Asunawa se inclinó hacia adelante en la silla de montar y entrecerró los ojos hundidos.
—Tus rebeldes forman en filas. Diles que se retiren u ordenaré a mis arqueros que disparen.
—Imagino que debes conocer las reglas de un combate formal. ¿Dispararás flechas sobre hombres mientras forman en filas? ¿Dónde dejas el honor? —instó Galad.
—Los Amigos Siniestros no merecen trato de honor. Ni piedad —barbotó el Inquisidor Supremo.
—¿Así que nos acusas de Amigos Siniestros? —preguntó Galad mientras hacía girar un poco a su montura—. ¿A la totalidad de los siete mil hombres que estaban a las órdenes de Valda? ¿Hombres junto a los que han servido, comido y combatido hombro con hombro tus soldados? ¿Hombres por los que velabas tú mismo hace menos de dos meses?
Asunawa vaciló. Tachar de Amigos Siniestros a siete mil hombres sería ridículo, significaría que, de los Hijos que quedaban, dos de cada tres se habían pasado a la Sombra.
—No. Quizá sólo los han… guiado mal. Es posible que incluso un buen hombre se desvíe a caminos tenebrosos si sus cabecillas son Amigos Siniestros.
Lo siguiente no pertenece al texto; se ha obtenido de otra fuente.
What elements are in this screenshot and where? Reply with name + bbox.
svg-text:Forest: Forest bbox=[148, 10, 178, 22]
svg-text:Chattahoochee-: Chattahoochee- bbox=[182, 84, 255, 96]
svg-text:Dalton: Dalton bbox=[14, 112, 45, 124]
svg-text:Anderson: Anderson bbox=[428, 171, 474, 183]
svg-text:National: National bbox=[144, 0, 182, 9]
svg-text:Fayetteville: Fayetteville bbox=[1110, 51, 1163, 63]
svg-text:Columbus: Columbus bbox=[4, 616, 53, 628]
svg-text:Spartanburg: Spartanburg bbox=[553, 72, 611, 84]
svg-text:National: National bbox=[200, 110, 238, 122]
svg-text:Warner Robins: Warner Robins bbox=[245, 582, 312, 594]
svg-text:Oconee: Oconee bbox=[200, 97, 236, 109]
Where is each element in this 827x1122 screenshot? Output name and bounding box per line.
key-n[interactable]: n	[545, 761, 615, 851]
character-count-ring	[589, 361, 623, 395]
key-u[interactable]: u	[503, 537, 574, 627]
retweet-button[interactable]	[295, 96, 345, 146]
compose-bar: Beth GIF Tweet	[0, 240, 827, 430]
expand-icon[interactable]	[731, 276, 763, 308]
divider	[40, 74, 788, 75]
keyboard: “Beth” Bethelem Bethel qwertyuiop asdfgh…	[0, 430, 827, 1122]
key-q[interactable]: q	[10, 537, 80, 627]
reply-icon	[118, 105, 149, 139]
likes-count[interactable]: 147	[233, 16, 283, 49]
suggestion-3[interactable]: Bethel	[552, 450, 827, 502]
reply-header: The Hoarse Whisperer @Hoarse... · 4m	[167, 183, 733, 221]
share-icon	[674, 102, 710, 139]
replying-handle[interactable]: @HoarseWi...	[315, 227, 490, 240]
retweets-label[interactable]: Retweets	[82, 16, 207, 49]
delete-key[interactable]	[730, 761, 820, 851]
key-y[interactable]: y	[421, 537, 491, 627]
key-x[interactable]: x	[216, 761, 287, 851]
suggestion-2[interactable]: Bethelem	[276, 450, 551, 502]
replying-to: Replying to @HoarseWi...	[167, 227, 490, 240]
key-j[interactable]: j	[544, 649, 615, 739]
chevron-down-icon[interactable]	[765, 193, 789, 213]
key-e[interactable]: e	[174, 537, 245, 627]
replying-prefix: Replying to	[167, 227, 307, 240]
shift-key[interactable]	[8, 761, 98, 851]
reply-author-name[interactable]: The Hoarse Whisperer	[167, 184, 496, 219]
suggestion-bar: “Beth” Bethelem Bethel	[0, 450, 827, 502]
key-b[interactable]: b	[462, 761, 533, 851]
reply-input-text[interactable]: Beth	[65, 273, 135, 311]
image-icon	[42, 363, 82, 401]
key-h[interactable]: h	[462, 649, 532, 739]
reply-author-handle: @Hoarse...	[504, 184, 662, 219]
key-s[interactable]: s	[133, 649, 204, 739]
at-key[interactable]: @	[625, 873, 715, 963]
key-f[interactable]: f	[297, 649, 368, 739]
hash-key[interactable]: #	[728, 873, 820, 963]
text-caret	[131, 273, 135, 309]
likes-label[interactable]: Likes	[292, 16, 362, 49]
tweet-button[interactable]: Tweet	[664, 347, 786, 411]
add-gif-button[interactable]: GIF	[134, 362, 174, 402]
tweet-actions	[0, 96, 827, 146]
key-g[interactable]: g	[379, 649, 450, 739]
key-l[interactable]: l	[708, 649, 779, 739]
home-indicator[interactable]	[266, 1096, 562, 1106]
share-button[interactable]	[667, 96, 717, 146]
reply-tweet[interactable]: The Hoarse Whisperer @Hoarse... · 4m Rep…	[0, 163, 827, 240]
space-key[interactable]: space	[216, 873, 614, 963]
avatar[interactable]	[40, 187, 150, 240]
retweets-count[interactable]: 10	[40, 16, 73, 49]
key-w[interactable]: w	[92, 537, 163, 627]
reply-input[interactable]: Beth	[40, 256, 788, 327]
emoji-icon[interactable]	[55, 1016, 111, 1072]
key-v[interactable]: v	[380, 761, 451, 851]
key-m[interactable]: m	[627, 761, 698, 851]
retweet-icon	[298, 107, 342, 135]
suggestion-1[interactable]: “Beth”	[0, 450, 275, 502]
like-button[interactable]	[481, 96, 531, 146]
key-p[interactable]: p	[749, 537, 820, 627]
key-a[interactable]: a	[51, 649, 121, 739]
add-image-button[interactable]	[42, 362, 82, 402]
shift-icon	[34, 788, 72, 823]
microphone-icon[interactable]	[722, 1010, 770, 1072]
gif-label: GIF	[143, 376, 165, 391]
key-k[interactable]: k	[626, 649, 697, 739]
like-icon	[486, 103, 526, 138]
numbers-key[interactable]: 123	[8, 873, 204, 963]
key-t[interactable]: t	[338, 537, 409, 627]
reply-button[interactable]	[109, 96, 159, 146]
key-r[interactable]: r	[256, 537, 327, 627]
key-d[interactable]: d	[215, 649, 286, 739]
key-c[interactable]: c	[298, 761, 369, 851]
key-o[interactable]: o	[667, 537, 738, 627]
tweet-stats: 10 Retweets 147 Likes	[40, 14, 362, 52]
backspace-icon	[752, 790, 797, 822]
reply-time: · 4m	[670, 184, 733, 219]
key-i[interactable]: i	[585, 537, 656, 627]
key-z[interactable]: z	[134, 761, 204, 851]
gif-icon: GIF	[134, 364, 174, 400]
—Yo no soy Amigo Siniestro. —Galad le sostuvo la mirada al Inquisidor Supremo.
—Sométete a mi interrogatorio y demuéstralo.
—El capitán general no se somete a nadie. En nombre de la Luz, te ordeno que capitules.
Asunawa se echó a reír.
—¡Hijo, te tenemos con un cuchillo al cuello! ¡Esta es tu oportunidad de rendirte!
—Golever —dijo Galad, dirigiéndose al capitán situado a la izquierda de Asunawa; era un hombre larguirucho, barbudo, un tipo duro donde los hubiera, pero justo—, dime, ¿los Hijos de la Luz se rinden?
—No lo hacemos —respondió el capitán al tiempo que negaba con la cabeza—. La Luz nos hará salir victoriosos.
—¿Y si nos enfrentamos a un enemigo en clara desventaja?
—Seguimos luchando.
—¿Aunque estemos cansados y doloridos?
—La Luz nos protegerá. Y, si ha llegado nuestra hora, que así sea. Llevémonos por delante a tantos enemigos como sea posible —dijo Golever.
Galad se volvió de nuevo hacia Asunawa.
Verás que me encuentro en un dilema. Luchar es permitir que nos taches de Amigos Siniestros, pero rendirnos es faltar a nuestros juramentos. Por mi honor como capitán general, me es imposible aceptar cualquiera de esas dos opciones.
La expresión del Inquisidor Supremo se tornó sombría.
—Tú no eres el capitán general. Él está muerto.
—A mis manos —ratificó Galad mientras desenvainaba la espada y la sostenía ante sí de forma que las garzas brillaron con la luz—. Y empuñó su espada. ¿Niegas que tú mismo presenciaste mi enfrentamiento con Valda en justo combate, tal como lo prescribe la ley?
—Según la ley, quizá, pero yo no llamaría a eso un combate justo. Recurriste a los poderes de la Sombra; te vi envuelto en oscuridad a pesar de que lucía el sol, y te vi marcado en la frente el Colmillo del Dragón. Valda no tenía la menor oportunidad.
—Dime, Harnesh, ¿la Sombra es más fuerte que la Luz? —preguntó Galad, que se volvió hacia el capitán situado a la derecha de Asunawa.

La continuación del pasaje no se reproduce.